Overarching university organisation VSNU is also talking about registering users and their location. ‘It would allow us to track who someone who was ill came into contact with.’ However, that would mean the library has to set up a reservation and registration system. How would that work? Van der Kloet doesn’t know.

He feels the pressure; from students, researchers, the board. He knows people want their library back. But it has to be safe. 

Test case

Should a student who’s nearly finished be given priority over a first-year?  

He wants to err on the side of caution. Opening the Special Collections room, which only sees a handful of visitors anyway, is a test case. If all goes well, they’ll reopen the studios on a single floor, and maybe another one after that. Perhaps they’ll be able to reopen an entire floor at some point, but it definitely won’t be before September. Step by step. After thirty-four years at the UB, Van der Kloet knows people. It takes just one person flaunting the rules to cause trouble. 

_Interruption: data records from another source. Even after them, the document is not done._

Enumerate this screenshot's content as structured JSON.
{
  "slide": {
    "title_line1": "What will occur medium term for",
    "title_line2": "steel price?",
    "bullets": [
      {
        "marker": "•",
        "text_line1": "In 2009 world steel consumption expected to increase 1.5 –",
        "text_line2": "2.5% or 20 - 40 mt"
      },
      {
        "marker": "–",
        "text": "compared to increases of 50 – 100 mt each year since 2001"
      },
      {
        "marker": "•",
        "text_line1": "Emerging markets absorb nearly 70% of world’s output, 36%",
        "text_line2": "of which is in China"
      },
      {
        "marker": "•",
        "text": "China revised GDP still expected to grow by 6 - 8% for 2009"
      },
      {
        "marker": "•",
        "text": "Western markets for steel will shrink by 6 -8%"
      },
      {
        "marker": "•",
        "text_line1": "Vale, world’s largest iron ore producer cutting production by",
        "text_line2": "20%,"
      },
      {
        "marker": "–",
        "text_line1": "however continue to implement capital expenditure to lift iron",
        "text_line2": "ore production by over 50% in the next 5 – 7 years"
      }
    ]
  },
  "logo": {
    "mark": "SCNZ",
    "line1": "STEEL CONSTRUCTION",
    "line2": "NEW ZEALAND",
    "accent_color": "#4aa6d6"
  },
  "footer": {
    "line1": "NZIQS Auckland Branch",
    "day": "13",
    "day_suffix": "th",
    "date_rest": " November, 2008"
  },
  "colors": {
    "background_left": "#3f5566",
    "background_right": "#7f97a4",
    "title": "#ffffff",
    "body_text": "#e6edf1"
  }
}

Then there’s the question of who to allow into the library. ‘Should a master student who’s nearly finished with their thesis and can’t work on it at home be given priority over a first-year?’ Or is it just a matter of first come, first serve? How long will people be allowed to occupy a spot? Half a day? Days on end?

He looks out across the dark and empty room where students used to sit and cram for their exams. ‘It’s unreal.’